Ouais, et je voulais aussi te poser la question après vous avoir vus en action pendant ce concert ; je trouve ta manière de chanter intéressante. Certaines personnes ont dit que c’était « théâtral », mais je trouve qu’on aurait plutôt dit que tu nous parlais directement. Qu’est-ce que tu en penses ? (rires)
Matthew : Je suis un guitariste très basique. Je vais droit au but. Je peux écrire des chansons, mais j’ai besoin d’un guitariste principal. Par contre le chant, l’expression et le mouvement, c’est ce que j’exprime, que j’expire le plus personnellement. Parce que physiquement- lorsque tu chantes, ce dont tu parles est important. Pour moi, simplement être debout sur scène et chanter n’est pas naturel. Alors expliquer ce que je chante en faisant des gestes, pointer du doigt… ouais, cela a du sens pour moi.
J’avais aussi une question pour Jordan : est-ce qu’il aime la mode ? J’ai vu qu’il avait pris des photos pour Yves Saint-Laurent !
Matthew : On lui a demandé de faire des photos pour Yves Saint-Laurent ! Je ne sais pas s’il aime… Je veux dire, moi j’aime bien Yves Saint-Laurent ! On aime tous ! C’est de bons produits ! (rires) On lui a juste demandé de faire ces photos. Je ne crois même pas qu’il ait été payé, c’est stupide. Je pense qu’on lui a donné des vêtements.
Ah, au moins ça ! S’il ne les aime pas il peut les vendre sur EBay.
Matthew : Exactement ! Tu sais, le truc marrant c’est que nous avons donné un concert pour Fred Perry par le passé. Nous devions être payés 1000 euros environ. C’était filmé, et ils ont mis le concert sur YouTube avec leur logo, il y avait du branding… On s’est dit « fuck ». Mais on avait besoin d’argent pour enregistrer alors on a accepté. Ils ne nous ont jamais payés, et ils nous ont dit qu’ils nous donneraient des vêtements. Alors nous nous sommes dit, ok on prend les habits et on les vends sur EBay. Ils ne nous ont jamais donné les vêtements. Mais il y avait un homme à ce concert de Fred Perry qui dirige un festival en Nouvelle-Calédonie, près de l’Australie. Il est originaire de Nouvelle-Calédonie, mais il se trouvait à Londres à ce moment-là. Et il a vu ce concert. Donc même si nous n’avons pas été payés, nous avons pu aller en Australie et en Nouvelle-Calédonie pour jouer dans ce festival ! Donc le Karma a payé !

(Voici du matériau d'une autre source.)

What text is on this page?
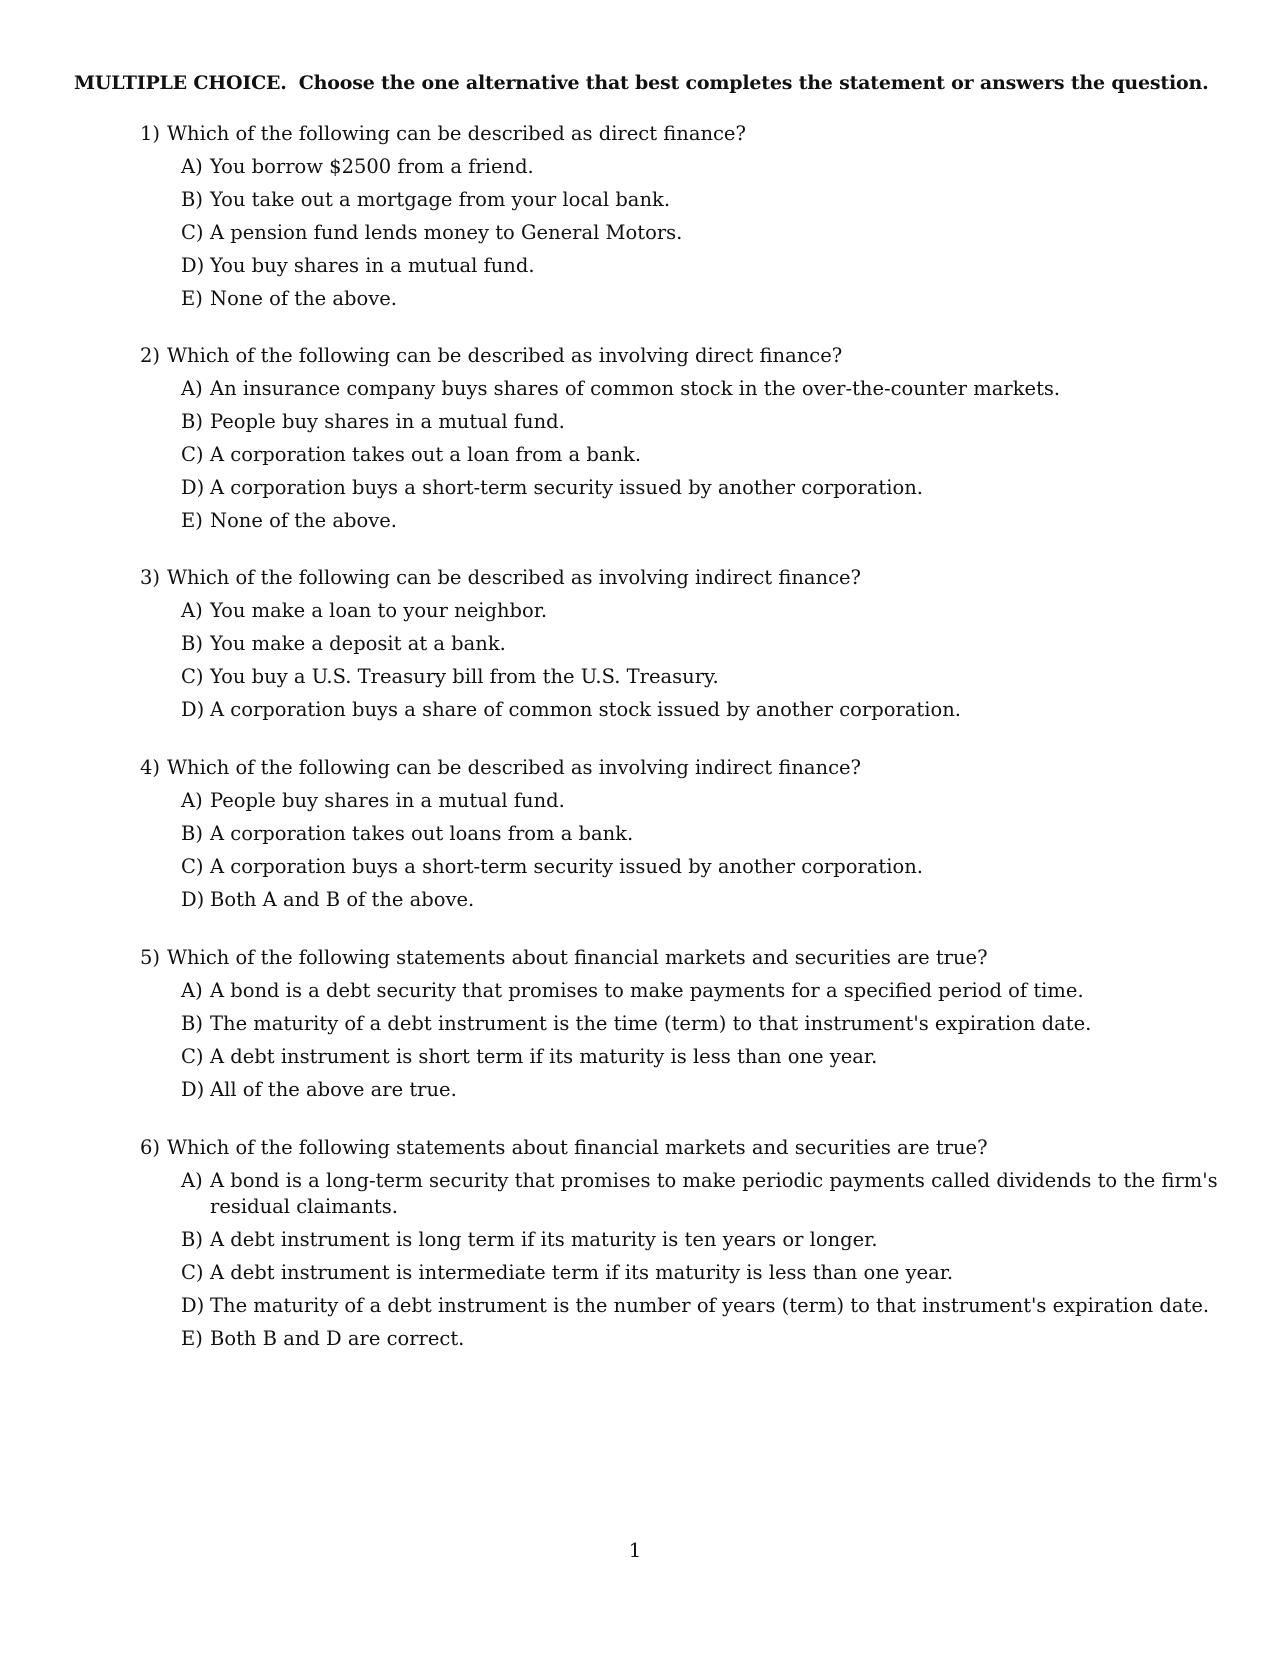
MULTIPLE CHOICE. Choose the one alternative that best completes the statement or answers the question.
1) Which of the following can be described as direct finance?
A) You borrow $2500 from a friend.
B) You take out a mortgage from your local bank.
C) A pension fund lends money to General Motors.
D) You buy shares in a mutual fund.
E) None of the above.
2) Which of the following can be described as involving direct finance?
A) An insurance company buys shares of common stock in the over-the-counter markets.
B) People buy shares in a mutual fund.
C) A corporation takes out a loan from a bank.
D) A corporation buys a short-term security issued by another corporation.
E) None of the above.
3) Which of the following can be described as involving indirect finance?
A) You make a loan to your neighbor.
B) You make a deposit at a bank.
C) You buy a U.S. Treasury bill from the U.S. Treasury.
D) A corporation buys a share of common stock issued by another corporation.
4) Which of the following can be described as involving indirect finance?
A) People buy shares in a mutual fund.
B) A corporation takes out loans from a bank.
C) A corporation buys a short-term security issued by another corporation.
D) Both A and B of the above.
5) Which of the following statements about financial markets and securities are true?
A) A bond is a debt security that promises to make payments for a specified period of time.
B) The maturity of a debt instrument is the time (term) to that instrument's expiration date.
C) A debt instrument is short term if its maturity is less than one year.
D) All of the above are true.
6) Which of the following statements about financial markets and securities are true?
A) A bond is a long-term security that promises to make periodic payments called dividends to the firm's
residual claimants.
B) A debt instrument is long term if its maturity is ten years or longer.
C) A debt instrument is intermediate term if its maturity is less than one year.
D) The maturity of a debt instrument is the number of years (term) to that instrument's expiration date.
E) Both B and D are correct.
1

Oui c’est génial. Mais je trouve cela très malhonnête de la part de Fred Perry.
Matthew : Oui, après cet incident on s’est dit « putain, on ne fera plus jamais affaire avec des entreprises ». Nous avions des avocats, eux aussi, et puis cela n’a pas marché et entre temps nous avons changé de management… Et ils ont malgré tout mis la vidéo en ligne. Putain de Fred Perry derrière Telegram. C’est pas cool du tout.
Enfin, est-ce qu’on pourrait parler de Have it Your Way ? C’est l’une de mes chansons favorites sur l’album. Comment est-elle née ?
Matthew : Hmm… C’est en fait une chanson très ancienne que nous ne jouons pas souvent. C’est à propos de l’affection que tu as pour quelqu’un. Tu l’aimes en secret, et à cause de cela tu les laisses faire certaines choses sans conséquences, ce qui ne serait pas le cas pour quelqu’un d’autre. Par exemple, lorsque tu es avec elle tu dis « oh, peut-être que nous devrions faire ceci ! » et l’autre personne dit « non, nous devrions faire comme cela ! », et comme tu t’es entiché de cette personne ou de cette idée, tu dis juste, « ok ». Have It Your Way parle de cela.